For years Asian economies followed what US markets did, but after a period of deleveraging the region is becoming far more independent
Time was when many Asian investors came to work in the morning, digested what US markets had done, and did the same. Headlines like 'Asia rallies in sync with US'' or 'Dow's plunge hits Asian shares'' were the norm.
That pattern may be changing. Japan's Nikkei 225 stock average remains a prisoner of US trends, but most bourses outside Asia's largest economy have outperformed the Standard & Poor's 500 index since September. It's the latest reminder that Asian markets are forging their own paths independent of the US
'Non-Japan Asia, after a prolonged period of deleveraging, is now less dependent upon US demand,'' says Steven Xu, chief Asian economist at SG Securities.
As the S&P 500 has fallen nearly 18% this year, Thai stocks have risen more than 21%. Indonesian equities are up more than 15%, while South Korean and Malaysian shares are up about 5% and 4.5%, respectively.
Thanks to gains in stocks such as Thai Airways International and Thai Farmers Bank, Thailand's is the second best-performing stock market in all of Asia. Pakistan's stock market is up 50 %.
In Indonesia, shares of companies such as PT Ramayana Lestari Sentosa, its largest retailer, and PT Bank Central Asia Tbk have helped Jakarta's market surprise even the optimists.
No one is underestimating the key role the US plays as the international growth locomotive. As the biggest customer of Asian goods, a deep US recession would exact significant pain across the continent. Still, the extent to which non-Japan Asia can decouple itself from the US continues to intrigue and perplex investors.
One explanation is that regional trade among the 10 members of the Association of Southeast Asian Nations and the rest of the region makes it less vulnerable to external economic shocks. China's evolution is part of the story. Yes, China's economy is smaller than France's, but its growth as a manufacturing powerhouse is altering trade dynamics across Asia.
Another is the region's post-crisis reform. Following the 1997-1998 financial meltdown, the region looked inward to repair its economies and reduce its exposure to the whims of global growth. It also increased efforts to stop relying on a single customer such as the US, or at least a small number of them.
Undervalued currencies are also helping Asian stock markets. Not only have they helped Asia's exporters, but also the region's monetary policy makers. At a time when central banks fear that cutting interest rates too much will undermine currencies, lower exchange rates have added stimulus to economies.

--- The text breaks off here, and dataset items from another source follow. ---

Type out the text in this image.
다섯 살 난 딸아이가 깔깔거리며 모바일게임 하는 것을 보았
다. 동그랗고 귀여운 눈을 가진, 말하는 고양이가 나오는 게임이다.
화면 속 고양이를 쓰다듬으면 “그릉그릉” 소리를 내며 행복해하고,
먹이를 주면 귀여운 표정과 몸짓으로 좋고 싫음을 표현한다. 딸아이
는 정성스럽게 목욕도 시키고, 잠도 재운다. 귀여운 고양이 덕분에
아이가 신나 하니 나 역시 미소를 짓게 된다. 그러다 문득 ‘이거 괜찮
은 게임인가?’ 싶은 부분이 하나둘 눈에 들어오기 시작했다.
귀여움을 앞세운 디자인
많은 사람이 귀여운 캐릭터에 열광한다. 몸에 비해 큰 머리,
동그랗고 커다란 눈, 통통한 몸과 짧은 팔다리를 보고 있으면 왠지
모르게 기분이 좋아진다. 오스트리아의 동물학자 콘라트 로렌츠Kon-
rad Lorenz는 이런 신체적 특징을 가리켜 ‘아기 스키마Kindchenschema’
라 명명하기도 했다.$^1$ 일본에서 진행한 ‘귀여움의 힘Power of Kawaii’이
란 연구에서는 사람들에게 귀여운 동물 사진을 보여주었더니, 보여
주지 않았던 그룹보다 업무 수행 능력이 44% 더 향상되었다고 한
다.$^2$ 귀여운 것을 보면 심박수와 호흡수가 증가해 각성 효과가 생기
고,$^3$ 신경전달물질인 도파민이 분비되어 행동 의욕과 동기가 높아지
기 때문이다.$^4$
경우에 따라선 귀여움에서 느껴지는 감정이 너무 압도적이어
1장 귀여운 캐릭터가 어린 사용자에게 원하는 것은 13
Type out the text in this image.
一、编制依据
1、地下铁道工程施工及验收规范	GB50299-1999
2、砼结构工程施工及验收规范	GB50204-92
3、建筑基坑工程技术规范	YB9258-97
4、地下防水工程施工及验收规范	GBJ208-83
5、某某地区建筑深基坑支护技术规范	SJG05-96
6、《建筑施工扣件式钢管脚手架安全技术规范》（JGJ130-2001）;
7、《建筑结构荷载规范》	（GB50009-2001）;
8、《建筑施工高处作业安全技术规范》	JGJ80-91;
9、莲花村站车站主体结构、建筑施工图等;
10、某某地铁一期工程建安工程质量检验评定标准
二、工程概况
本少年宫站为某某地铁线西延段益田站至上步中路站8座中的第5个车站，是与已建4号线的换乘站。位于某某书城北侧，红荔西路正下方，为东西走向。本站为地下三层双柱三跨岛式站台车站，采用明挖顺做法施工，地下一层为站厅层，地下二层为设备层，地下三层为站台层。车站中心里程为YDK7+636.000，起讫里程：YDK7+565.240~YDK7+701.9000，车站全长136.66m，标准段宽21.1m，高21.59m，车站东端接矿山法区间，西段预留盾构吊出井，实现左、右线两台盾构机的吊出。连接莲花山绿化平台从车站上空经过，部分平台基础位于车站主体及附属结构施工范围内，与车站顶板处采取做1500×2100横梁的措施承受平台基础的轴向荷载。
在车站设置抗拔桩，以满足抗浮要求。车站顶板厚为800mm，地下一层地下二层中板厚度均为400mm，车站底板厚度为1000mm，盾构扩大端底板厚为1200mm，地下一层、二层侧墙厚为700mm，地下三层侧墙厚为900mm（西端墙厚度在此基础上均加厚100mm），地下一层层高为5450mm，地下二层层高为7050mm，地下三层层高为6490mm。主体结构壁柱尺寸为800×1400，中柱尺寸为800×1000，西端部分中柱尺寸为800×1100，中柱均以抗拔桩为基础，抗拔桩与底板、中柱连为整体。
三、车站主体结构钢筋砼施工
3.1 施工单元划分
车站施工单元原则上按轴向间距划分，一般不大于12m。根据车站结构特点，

All of this is decidedly good news if the US stumbles into the double-dip recession many analysts are predicting. Asia's decoupling from the US, if that's indeed what's happening, is a major sign of maturity.
Yet the transformation is a work in progress. If Asia's export-dependent economies don't want to be relegated to mere extensions of the US economy, serious retooling is needed. But efforts over the last four-plus years are beginning to pay off. The first indication of that was Asia's relative stability this year as the world's biggest economy slid and Wall Street plunged.
Economies such as China, Indonesia, Malaysia, the Philippines, South Korea and Thailand didn't all boom, but each held up better in the face of a US recession than expected.
The second is the decoupling between non-Japan Asian stock markets and those in the US. What's striking is that it comes at a time of global scepticism about corporate governance and transparency.
Asia, after all, used to be viewed as a hotbed of dodgy accounting practices. Thanks to events at Enron and WorldCom, investors seem wary of funneling new money into US shares. Asia is benefiting from that dynamic.
In fact, some observers think Asia's economies and markets could actually benefit from deeper troubles in the US If lower US stocks continue eating into household wealth, says Andy Xie,
Morgan Stanley's chief regional economist, 'demand for Asian goods could remain robust, as Americans shift from expensive European luxuries to cheap Asian goods''.
While Xie is cautious about the US economic outlook, Asia's export prospects may not be as bad as they seem. That's because the region has learned to use the deflationary trends oozing around the globe to its advantage. 'The region's trade recovery has surprised so far,'' Xie says. 'It may last.''
Let's hope so. Asia has made considerable progress since its financial crisis, leaving the region with fewer imbalances in most economies today. Most currencies are floating freely, foreign debt has been reduced, banks have been strengthened and transparency improved. Real estate values have come down, while many current accounts are in surplus.
The Philippines stands out as the exception. Manila's growing fiscal problems are spooking investors and sparking fears of a Brazil-like meltdown. Shares of Benpres Holdings, for example, are down 63% for the year amid concerns about its debt load. Manila Electric Co, First Philippine Holdings and Philippine Long Distance Telephone Co also have had a rough year.
Elsewhere in Asia, though, few of the imbalances that left Asia vulnerable to the 1997-1998 crisis exist. That helps explain why many investors have trickled back into the region this year ' regardless of what happens in the US.